United States v. Jones, 73 M.J. 357, 361 (C.A.A.F. 2014) (CAAFlog case page). The second part of this test – whether the questioner interrogates or requests any statement – was at issue in Jones and is also at issue in Ramos. CAAF’s opinion in Jones affirmed that:
Under Article 31(b)’s second requirement, rights warnings are required if the person conducting the questioning is participating in an official law enforcement or disciplinary investigation or inquiry . . . [which] “is determined by assessing all the facts and circumstances at the time of the interview to determine whether the military questioner was acting or could reasonably be considered to be acting in an official law-enforcement or disciplinary capacity.
Jones, 73 M.J. at 361 (marks and citations omitted). Before Jones CAAF also (sometimes) considered whether the person questioned subjectively perceived that the inquiry involved more than a casual conversation, but that inquiry was abandoned by Jones.
Ramos’ argument is simple: the CGIS agent who questioned Ramos suspected him of an offense. Accordingly, the agent was required to give a warning.
Ramos made this argument at trial (in a motion to suppress), however the military judge rejected it on the basis that the agent “was not conducting a law enforcement or disciplinary inquiry” when he questioned Ramos. App. Br. at 9. The Coast Guard CCA affirmed, concluding that the agent’s questions “were focused on identifying and mitigating a threat.” Ramos, __ M.J. __, __, No. 1418, slip op. at 4.
The Coast Guard Appellate Government Division advances the same reasoning adopted by the military judge and the CCA:
Here, Appellant’s interview with CGIS focused on the non-law-enforcement, non-disciplinary issue of force protection. That morning, Appellant approached his chain of command for help, stating that he and his wife were being threatened by a business partner, and disclosed that the nature of the business was growing marijuana, a legal enterprise under Washington state law. J.A. at 33-35. His chain of command then contacted CGIS for assistance. Id. at 43. When the CGIS agents met with Appellant, they were confronted with a situation where a command asked CGIS to assess the potential risks to a member of their command arising out of a marijuana-growing business, which is hardly a typical request for a threat assessment.
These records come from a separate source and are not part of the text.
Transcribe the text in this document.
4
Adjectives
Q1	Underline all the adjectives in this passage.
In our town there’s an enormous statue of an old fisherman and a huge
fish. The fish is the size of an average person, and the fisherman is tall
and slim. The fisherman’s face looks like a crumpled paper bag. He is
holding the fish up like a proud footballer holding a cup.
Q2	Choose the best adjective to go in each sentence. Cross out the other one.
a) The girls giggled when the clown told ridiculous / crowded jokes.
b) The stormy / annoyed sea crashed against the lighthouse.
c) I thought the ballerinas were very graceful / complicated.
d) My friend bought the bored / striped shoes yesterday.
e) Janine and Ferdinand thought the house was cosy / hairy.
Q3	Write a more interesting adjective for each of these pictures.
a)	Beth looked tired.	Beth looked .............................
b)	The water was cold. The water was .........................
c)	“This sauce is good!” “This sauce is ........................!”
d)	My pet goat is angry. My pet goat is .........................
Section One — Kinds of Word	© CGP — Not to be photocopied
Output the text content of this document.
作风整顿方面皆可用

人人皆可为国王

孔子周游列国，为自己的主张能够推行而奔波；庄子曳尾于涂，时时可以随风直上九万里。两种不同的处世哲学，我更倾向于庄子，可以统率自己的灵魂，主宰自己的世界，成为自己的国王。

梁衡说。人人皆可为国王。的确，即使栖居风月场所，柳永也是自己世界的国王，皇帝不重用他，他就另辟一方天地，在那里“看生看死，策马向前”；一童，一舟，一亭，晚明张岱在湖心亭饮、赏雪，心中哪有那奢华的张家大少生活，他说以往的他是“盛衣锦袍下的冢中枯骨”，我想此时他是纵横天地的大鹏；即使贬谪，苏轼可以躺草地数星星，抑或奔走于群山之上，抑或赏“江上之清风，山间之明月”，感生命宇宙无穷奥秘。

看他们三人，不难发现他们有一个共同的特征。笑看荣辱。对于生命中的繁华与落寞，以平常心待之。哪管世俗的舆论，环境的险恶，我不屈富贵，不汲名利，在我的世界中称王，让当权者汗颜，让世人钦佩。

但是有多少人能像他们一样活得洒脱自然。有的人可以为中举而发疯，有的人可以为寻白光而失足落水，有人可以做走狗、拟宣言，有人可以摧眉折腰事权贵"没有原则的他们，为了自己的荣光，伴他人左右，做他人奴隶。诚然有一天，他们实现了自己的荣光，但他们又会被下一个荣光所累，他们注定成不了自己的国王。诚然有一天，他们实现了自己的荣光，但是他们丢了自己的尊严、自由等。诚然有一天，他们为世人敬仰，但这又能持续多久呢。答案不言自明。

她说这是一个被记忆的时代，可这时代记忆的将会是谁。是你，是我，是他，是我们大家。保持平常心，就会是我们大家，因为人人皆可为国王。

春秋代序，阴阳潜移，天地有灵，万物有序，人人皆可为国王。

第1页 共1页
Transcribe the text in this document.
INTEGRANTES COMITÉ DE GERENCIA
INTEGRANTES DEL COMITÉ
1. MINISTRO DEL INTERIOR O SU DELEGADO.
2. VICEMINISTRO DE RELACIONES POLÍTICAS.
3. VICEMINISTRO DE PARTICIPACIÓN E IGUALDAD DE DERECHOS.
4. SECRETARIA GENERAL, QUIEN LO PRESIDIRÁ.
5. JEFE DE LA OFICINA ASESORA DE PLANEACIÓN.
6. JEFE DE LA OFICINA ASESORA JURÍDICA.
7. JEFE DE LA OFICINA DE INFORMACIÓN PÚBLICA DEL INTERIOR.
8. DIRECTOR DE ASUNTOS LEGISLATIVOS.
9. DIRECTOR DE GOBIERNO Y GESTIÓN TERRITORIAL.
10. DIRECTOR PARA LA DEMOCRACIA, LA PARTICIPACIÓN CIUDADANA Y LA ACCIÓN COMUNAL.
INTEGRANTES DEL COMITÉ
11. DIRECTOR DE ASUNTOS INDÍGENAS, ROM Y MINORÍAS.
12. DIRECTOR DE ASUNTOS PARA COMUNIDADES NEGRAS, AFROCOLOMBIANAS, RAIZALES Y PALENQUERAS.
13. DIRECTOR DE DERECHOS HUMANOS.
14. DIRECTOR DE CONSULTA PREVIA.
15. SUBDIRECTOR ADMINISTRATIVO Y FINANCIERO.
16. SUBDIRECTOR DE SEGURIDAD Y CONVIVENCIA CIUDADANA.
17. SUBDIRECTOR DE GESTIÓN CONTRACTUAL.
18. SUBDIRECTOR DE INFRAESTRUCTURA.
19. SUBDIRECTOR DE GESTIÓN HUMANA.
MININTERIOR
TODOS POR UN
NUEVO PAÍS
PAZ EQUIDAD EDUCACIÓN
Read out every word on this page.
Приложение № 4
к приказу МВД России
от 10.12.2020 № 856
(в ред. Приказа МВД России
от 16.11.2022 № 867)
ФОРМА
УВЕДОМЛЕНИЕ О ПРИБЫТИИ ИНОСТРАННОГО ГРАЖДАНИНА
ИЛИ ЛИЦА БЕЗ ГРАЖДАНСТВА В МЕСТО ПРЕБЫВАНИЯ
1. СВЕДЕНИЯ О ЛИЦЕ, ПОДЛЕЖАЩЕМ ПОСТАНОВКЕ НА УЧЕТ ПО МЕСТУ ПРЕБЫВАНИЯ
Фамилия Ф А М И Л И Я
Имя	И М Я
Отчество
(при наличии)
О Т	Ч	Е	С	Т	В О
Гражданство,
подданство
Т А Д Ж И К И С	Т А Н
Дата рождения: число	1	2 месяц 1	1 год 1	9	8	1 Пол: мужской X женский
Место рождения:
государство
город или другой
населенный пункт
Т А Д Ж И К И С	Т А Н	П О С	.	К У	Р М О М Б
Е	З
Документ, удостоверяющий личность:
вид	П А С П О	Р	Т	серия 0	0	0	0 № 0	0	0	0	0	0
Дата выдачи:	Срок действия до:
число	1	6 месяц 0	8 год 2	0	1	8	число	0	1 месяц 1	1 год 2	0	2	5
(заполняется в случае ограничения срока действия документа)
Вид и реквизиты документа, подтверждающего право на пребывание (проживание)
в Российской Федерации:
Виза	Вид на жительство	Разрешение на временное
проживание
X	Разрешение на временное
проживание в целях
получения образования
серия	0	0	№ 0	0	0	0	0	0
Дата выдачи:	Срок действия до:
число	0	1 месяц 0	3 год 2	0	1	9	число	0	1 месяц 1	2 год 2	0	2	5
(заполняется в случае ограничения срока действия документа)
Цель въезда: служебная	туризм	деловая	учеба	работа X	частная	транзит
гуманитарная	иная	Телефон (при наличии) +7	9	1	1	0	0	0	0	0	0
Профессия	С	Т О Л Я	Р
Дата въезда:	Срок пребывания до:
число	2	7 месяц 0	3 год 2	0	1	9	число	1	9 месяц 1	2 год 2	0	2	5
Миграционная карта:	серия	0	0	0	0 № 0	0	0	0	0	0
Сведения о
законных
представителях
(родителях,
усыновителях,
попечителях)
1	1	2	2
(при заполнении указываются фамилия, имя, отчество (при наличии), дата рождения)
Gov’t. Div. Br. at 10-11 (emphasis added). The Division’s argument seems to hinge on the production of marijuana being legal under Washington state law; a flawed view of the law (and likely an irrelevant factor when evaluating a case under the UCMJ). For instance, the Division’s brief suggests that:
Appellant’s argument, which would essentially require CGIS agents to give an Article 31(b) advisement in all of their interactions with members of the armed forces, is unworkable and counterproductive. Particularly when dealing with threat assessments, CGIS needs members who believe they have been threatened to speak freely to CGIS about the threat in order to perform threat assessments in their force protection responsibilities. That willingness is hampered if the agents have to give rights warnings before a threatened person speaks to them. And yet, the Government also has an interest in holding those who falsely request help for a purported threat accountable. As an analogy, if a Coast Guard member falsely reported they were threatened with a gun in a parking lot on base, which then prompted a lock down of the base and an extensive search, even though the questioning was originally done without a rights advisement and without the intent of determining if the reported threat were false, it is appropriate for the Government to hold someone who made such a false threat accountable given the consequences that followed from the false report.
Gov’t Div. Br. at 14-15. Ramos, however, wasn’t merely a member who believed himself to have been threatened; he was a non-commissioned officer involved in the unlawful production of controlled substances.